Usia dua puluh delapan! Sudah lewat dari seperempat abad. Jika ditakar, sudah cukup dewasa dan cukup umur untuk segala hal. Tapi … usia dua puluh delapan bukanlah hal yang buruk! Usia dua puluh delapan tidak menjadikan dirimu seakan tak memiliki masa depan. Usia dua puluh delapan bukanlah akhir segalanya. Gadis itu mengepalkan kedua tangan dengan mata berapi-api. “Ketahuilah manusia-manusia berusia dua puluh delapan dengan kehidupan berusaha menuju mapan, yang selalu bergerak menuju terdepan walau tak pasti sampainya kapan. Mari pejuang dua puluh delapan, melangkah maju menyambut hari!” Dia meneriakkan kata-kata semangat, tak hanya untuk menyuarakan isi hati, tapi juga memotivasi diri sendiri.Fighting, pejuang dua puluh delapan!”
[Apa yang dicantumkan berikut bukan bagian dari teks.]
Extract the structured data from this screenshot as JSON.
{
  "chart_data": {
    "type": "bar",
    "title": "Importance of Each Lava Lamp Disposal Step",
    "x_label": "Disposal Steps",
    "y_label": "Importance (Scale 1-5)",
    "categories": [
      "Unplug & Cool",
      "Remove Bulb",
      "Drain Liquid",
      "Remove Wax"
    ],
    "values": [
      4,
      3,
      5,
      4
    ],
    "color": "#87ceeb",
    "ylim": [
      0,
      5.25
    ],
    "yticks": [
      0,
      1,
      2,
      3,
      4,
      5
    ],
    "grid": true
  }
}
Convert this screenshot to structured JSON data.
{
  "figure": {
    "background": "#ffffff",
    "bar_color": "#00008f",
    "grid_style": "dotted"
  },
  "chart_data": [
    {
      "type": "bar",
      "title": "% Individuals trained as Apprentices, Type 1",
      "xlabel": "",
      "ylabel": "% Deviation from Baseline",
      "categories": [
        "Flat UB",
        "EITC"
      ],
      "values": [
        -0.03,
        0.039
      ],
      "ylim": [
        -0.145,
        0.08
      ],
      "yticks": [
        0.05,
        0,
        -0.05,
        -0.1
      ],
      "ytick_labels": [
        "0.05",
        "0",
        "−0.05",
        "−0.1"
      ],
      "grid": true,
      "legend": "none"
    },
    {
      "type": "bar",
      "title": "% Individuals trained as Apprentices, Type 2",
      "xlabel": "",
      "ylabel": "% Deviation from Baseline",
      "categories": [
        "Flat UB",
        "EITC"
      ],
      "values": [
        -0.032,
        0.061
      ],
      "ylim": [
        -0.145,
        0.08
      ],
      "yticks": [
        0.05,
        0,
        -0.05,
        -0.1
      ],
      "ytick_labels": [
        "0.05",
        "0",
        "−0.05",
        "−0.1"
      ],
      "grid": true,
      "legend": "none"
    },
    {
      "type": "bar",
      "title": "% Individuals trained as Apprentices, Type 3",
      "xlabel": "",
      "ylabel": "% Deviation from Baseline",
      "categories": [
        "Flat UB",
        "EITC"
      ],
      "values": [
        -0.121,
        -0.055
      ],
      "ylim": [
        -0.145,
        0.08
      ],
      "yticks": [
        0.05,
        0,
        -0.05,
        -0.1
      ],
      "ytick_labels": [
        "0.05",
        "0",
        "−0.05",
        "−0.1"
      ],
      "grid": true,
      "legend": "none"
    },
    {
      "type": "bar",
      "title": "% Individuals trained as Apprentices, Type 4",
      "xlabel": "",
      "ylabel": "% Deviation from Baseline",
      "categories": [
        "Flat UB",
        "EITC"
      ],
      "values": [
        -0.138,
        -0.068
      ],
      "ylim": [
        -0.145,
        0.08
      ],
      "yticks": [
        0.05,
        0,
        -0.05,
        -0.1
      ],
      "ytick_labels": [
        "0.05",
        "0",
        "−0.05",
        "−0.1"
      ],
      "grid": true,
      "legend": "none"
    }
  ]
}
Gawainya berdering, kali ini panggilan telepon. Melihat nama yang tertera di layar saja sudah membuatnya sakit kepala. Dia tahu kalau tidak menerima panggilan telepon itu, bisa jadi sepanjang harinya dia akan diteror oleh panggilan-panggilan tiada henti. Hanya saja untuk pagi ini, dia belum ingin mengadakan perang pertumpahan air liur, serta telinga yang membengkak.
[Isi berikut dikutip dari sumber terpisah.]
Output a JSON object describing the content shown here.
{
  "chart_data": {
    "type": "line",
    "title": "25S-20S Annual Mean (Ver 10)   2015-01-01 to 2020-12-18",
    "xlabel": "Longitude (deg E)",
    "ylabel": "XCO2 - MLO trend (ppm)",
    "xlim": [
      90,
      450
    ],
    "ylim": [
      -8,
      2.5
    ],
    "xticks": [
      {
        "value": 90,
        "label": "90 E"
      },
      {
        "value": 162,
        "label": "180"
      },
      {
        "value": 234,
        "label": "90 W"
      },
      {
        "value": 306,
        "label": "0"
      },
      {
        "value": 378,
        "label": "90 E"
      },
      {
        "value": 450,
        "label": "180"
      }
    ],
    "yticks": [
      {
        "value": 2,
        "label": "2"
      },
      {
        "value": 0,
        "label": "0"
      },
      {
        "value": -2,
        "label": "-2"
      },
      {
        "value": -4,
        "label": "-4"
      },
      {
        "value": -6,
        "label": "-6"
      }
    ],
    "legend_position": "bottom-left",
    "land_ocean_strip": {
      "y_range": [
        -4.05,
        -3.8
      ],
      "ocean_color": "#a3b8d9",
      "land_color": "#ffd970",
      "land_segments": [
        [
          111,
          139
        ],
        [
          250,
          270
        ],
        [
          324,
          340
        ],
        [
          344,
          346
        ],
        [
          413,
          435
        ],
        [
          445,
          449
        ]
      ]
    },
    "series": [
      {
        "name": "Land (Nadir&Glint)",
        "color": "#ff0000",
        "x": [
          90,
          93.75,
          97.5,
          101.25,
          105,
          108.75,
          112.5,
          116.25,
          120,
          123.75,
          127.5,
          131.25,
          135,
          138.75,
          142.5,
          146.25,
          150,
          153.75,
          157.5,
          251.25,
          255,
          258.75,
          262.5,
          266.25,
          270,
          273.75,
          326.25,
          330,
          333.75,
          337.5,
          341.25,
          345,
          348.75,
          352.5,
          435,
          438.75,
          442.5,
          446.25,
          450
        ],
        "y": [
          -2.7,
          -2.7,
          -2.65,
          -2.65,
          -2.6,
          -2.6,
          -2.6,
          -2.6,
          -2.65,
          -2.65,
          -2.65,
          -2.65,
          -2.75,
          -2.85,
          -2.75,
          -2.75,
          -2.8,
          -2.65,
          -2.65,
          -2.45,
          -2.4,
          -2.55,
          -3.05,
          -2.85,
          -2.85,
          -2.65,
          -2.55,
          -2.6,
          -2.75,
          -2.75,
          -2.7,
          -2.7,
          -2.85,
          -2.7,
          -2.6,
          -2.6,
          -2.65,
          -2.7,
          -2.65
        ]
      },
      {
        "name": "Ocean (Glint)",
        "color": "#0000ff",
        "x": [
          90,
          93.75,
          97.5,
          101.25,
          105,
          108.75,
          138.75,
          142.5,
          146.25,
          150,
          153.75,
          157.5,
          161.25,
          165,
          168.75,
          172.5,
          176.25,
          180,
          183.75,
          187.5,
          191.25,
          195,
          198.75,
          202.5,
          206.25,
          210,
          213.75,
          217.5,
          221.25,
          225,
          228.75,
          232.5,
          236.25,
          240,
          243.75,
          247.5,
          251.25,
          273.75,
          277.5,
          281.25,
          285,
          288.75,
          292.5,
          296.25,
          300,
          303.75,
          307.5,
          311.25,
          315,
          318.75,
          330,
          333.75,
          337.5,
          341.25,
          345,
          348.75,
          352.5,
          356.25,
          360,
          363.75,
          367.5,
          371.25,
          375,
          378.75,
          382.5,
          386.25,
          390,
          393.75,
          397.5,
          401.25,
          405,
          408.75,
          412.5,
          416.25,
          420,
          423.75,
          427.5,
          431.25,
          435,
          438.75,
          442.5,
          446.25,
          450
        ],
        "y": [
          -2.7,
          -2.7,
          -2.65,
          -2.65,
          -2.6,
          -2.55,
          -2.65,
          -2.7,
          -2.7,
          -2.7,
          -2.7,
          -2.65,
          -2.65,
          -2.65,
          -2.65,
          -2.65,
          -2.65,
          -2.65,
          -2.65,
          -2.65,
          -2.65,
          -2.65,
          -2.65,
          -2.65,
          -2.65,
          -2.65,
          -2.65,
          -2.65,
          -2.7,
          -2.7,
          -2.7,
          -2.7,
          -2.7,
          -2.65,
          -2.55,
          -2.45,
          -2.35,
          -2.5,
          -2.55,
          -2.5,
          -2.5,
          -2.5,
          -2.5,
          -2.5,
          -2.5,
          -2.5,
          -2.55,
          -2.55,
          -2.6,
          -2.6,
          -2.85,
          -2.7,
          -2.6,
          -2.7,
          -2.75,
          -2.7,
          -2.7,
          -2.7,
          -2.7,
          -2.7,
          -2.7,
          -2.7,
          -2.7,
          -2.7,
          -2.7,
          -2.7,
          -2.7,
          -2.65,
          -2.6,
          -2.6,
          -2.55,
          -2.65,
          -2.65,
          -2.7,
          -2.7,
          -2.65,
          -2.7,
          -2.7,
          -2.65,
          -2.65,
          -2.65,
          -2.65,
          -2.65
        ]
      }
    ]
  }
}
Suara dering ponsel terhenti sesaat. Belum selesai helaan napasnya, nyanyian boyband EXO kembali terdengar. Kali ini, dia melemparkan ponsel itu ke dasar tasnya beserta tanda pengenal miliknya. Dia memutuskan untuk menjadi sedikit egois pagi ini. Sekali lagi dirapikannya rambut panjang sepinggangnya. “Selamat ulang tahun kedua puluh delapan, Frisna.”